El pasado 3 de diciembre, la Parroquia de Santa Teresa de Córdoba acogió una “mini” Ultreya* que reunió a los jóvenes y adultos del Movimiento de Cursillos de Cristiandad (MCC).
En un ambiente de fraternidad y formación, los asistentes tuvieron la oportunidad de escuchar a Álvaro Martínez Moreno, presidente del Organismo Mundial de Cursillos de Cristiandad (OMCC), quien compartió la historia, los retos y los proyectos actuales de este movimiento que hoy se extiende por más de 60 países.
Esta «mini» Ultreya congregó al Grupo Joven de poscursillo de la Parroquia de Nuestra Señora Virgen del Camino y al Grupo de poscursillo de la Parroquia de Santa Teresa, propiciando un encuentro fraternos entre dos realidades de nuestro movimiento. Fue un espacio ilusionante, de caminar juntos, de compartir experiencias y de profundizar en la realidad del MCC.
Exposición de Álvaro Martínez Moreno
Álvaro ofreció una exposición que recorrió la historia del movimiento, desde sus inicios en Mallorca hasta su expansión mundial gracias a la acción del Espíritu Santo y al compromiso de personas sencillas.

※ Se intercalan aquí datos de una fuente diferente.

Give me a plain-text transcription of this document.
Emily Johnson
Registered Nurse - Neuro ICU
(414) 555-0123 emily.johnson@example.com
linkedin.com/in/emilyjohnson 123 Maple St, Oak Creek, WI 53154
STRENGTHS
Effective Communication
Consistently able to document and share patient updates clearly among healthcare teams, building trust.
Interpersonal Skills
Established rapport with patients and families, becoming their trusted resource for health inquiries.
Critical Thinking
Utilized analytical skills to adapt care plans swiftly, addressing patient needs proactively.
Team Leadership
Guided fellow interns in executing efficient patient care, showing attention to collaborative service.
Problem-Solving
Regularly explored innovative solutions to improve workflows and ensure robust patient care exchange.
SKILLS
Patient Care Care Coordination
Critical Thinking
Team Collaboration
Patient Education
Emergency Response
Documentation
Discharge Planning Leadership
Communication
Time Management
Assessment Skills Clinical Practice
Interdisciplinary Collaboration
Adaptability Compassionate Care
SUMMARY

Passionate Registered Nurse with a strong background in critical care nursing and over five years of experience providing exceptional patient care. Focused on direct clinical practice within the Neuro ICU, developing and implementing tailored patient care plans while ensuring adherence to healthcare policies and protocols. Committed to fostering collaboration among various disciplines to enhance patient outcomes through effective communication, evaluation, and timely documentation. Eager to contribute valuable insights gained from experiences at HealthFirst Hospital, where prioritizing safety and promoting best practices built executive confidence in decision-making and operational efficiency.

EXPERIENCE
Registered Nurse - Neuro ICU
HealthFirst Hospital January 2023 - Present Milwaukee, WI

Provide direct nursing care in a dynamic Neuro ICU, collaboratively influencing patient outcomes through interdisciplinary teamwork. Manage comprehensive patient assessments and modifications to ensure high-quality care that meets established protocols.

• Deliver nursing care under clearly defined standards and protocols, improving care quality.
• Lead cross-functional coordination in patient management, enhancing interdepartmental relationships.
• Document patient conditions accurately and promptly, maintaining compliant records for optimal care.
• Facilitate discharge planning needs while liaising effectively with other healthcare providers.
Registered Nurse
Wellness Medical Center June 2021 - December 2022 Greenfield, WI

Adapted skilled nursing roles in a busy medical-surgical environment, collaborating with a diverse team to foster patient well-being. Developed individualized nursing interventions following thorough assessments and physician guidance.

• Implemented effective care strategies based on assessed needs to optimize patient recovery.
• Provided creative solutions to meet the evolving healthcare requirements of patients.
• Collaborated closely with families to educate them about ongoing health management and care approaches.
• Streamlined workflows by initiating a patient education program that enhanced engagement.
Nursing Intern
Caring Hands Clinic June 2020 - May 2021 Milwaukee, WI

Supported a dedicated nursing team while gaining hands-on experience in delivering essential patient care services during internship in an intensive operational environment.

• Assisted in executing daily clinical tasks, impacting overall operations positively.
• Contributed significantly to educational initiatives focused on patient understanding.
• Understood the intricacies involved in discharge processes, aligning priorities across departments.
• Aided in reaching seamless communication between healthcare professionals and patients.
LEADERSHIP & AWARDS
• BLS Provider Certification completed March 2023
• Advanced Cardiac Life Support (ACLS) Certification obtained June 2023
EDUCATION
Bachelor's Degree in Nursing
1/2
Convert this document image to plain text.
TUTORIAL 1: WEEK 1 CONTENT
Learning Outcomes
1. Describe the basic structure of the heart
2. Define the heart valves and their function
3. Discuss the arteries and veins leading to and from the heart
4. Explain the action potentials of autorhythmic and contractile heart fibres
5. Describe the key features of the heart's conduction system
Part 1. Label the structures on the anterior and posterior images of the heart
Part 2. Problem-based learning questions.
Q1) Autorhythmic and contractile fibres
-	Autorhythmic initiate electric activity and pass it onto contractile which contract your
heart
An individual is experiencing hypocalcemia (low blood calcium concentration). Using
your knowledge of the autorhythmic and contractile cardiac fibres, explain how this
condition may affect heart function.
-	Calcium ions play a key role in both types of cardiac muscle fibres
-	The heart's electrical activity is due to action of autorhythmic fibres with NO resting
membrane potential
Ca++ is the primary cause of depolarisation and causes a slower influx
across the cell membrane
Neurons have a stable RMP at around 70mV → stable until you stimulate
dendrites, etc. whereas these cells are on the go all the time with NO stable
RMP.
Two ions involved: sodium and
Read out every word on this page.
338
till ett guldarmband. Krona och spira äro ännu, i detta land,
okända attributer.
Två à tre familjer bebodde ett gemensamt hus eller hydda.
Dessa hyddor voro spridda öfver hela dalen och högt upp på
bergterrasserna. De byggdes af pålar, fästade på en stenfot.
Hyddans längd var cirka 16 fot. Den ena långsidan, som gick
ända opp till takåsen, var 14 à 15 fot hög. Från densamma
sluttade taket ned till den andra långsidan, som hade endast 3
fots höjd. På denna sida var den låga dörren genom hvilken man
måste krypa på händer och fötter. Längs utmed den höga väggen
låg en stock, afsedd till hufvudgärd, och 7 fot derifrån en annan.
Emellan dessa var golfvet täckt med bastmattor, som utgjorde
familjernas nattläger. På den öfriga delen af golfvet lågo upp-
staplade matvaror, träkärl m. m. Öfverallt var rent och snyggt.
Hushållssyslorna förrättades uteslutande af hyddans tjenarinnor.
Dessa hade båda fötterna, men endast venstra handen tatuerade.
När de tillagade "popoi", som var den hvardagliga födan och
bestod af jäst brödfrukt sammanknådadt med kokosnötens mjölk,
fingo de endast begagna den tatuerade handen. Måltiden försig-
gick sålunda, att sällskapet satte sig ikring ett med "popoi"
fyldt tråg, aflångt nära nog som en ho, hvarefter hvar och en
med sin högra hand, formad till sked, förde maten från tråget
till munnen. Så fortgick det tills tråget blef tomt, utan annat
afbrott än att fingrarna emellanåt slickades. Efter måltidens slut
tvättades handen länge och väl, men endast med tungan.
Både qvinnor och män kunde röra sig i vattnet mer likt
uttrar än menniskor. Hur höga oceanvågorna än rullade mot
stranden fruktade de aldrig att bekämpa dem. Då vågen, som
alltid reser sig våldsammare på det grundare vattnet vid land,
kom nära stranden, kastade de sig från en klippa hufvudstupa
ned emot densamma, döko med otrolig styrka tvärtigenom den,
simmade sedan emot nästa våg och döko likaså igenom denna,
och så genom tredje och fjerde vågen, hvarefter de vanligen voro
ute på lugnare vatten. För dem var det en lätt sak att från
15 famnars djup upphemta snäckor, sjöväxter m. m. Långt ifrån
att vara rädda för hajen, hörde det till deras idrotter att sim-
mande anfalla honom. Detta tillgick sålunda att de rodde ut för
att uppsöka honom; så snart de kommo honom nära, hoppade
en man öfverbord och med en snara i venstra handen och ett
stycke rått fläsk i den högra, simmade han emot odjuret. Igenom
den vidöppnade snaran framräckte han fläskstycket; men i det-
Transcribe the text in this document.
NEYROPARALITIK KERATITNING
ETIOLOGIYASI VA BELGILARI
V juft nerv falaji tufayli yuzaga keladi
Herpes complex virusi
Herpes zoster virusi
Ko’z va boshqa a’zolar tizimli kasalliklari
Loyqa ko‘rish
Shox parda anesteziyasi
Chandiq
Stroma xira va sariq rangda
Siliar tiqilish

Actualmente, el OMCC se organiza en cuatro grandes grupos:
- Grupo Latinoamericano (GLCC)
- Grupo Asia-Pacífico (APG)
- Grupo Norteamericano-Caribe (NACG)
- Grupo Europeo (GECC)
El MCC está presente en más de 60 países, mostrando la riqueza de la diversidad y la unidad en lo esencial: la alegría, el compromiso y la misión de hacer fructificar el carisma recibido
Retos y proyectos actuales y sentirnos Iglesia
La exposición también repasó los principales desafíos que enfrenta el OMCC en el momento presente, así como algunos de los proyectos en los que trabaja para seguir siendo instrumento vivo de la Iglesia Universal, destacando el papel de la “gente buena” que, impulsada por el Espíritu Santo, proclama la Buena Nueva y vive apasionada por extender el mensaje de Cristo sin importar fronteras, idiomas o dificultades.
Los asistentes coincidieron en que la charla fue reveladora e inspiradora, ayudándonos a reforzar el compromiso de caminar en Esperanza y Comunión desde la misión evangelizadora de Primer Anuncio del MCC para descubrir un mundo “de colores”.